Türkiye Cumhuriyeti'nin yakın tarihindeki en acı olaylardan biri olan Boraltan Faciası, 1945 yılında Türkiye-Sovyetler Birliği sınırında yaşanan ve yüzlerce masum insanın hayatına mal olan bir insanlık dramıdır. Özellikle Azerbaycan Türkleri için derin bir yara olan bu olay, uluslararası hukuk ve insan hakları açısından hala tartışılmaktadır.
🌉 Boraltan Faciası Nedir?
Boraltan Faciası, II. Dünya Savaşı'nın son günlerinde, Aras Nehri üzerindeki Boraltan Köprüsü'nden Türkiye topraklarına sığınan Azerbaycan kökenli Sovyet askerlerinin (esirleri), Sovyetler Birliği'nin talebi üzerine Türkiye tarafından iade edilmesi ve iadenin hemen ardından sınırın diğer tarafında kurşuna dizilmesiyle sonuçlanan trajik olaylar zincirini ifade eder.
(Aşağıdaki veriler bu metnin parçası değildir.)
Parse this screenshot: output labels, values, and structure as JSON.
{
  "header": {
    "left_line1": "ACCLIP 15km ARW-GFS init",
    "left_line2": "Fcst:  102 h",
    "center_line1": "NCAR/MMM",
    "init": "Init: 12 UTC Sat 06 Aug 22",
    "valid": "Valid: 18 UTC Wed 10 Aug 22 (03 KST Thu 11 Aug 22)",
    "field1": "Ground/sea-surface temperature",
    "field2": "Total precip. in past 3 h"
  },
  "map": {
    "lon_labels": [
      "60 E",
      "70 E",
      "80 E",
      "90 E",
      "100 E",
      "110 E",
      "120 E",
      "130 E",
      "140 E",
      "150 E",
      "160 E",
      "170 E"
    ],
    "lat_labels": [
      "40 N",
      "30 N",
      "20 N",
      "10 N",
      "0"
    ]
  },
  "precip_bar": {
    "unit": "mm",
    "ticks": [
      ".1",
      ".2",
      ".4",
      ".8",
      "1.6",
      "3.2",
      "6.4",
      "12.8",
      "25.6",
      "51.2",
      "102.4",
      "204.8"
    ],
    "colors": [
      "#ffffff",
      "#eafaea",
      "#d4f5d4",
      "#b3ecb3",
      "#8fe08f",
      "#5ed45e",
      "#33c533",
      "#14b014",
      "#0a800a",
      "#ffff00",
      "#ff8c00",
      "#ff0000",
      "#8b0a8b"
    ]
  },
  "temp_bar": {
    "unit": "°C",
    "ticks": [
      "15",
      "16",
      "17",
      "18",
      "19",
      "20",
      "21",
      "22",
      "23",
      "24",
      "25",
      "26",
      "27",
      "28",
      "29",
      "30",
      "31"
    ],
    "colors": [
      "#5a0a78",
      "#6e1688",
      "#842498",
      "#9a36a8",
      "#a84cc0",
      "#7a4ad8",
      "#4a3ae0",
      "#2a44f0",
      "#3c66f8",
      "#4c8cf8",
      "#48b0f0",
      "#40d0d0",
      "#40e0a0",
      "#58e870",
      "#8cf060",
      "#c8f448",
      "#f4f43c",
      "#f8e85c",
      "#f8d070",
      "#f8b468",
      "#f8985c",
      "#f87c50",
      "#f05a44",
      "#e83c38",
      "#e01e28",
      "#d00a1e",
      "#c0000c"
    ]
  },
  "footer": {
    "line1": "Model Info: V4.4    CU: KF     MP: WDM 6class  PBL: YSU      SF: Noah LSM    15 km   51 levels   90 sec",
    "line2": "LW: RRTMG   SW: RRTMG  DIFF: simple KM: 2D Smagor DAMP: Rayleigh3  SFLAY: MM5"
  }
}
Bu facia, Türkiye'nin diplomatik baskılar ve mütekabiliyet (karşılıklılık) ilkesi arasında sıkışıp kalarak verdiği bir kararın korkunç sonuçlarını simgeler.
💔 Boraltan Köprüsü Olayının Arka Planı
1945 yılında, Sovyet Ordusu'nda görevli olan ve çoğunluğu Azerbaycan Türkü olan toplam 195 asker (bir subay ve erler), Sovyet baskısından kaçarak Boraltan Köprüsü üzerinden Türkiye'ye sığındı. Türkiye, başlangıçta bu ilticacıları koruma altına aldı.
Ancak, Sovyetler Birliği'nin resmi ve ısrarlı iade talepleri, dönemin Türk Hükümeti'ni zor durumda bıraktı. Diplomatik baskılar ve Sovyetler'in Türkiye'den kaçan askerleri iade etme vaadi gibi mütekabiliyet mekanizmaları devreye girdi.
-
İnsan Hakları İkilemi: Türkiye, Türk kökenli olan bazı askerlere vatandaşlık teklif etse de, genel iade kararını durduramadı.
-
Sonuç: Verilen iade kararıyla, 195 asker, Sovyet yetkililerine teslim edilmek üzere Boraltan Köprüsü'ne geri gönderildi.
⚰️ Köprüde Yaşanan Trajedi: Kaç Kişi Öldü?
İade edilen 195 Azerbaycan kökenli Sovyet askeri, Türkiye sınırının hemen ötesinde Sovyet askerleri tarafından toplu halde kurşuna dizilerek infaz edildi.
Boraltan Köprüsü faciasında hayatını kaybedenlerin sayısı: 195 asker.
Bu olay, savaş sonrası dönemin siyasi koşulları altında dahi, insan haklarının ve insani değerlerin çiğnenmesi açısından tarihe acı bir miras bırakmıştır. Facia, Türkiye'nin dış politikadaki çaresizliğini ve Sovyetler'in acımasızlığını gözler önüne seren önemli bir simge olarak anılmaya devam etmektedir.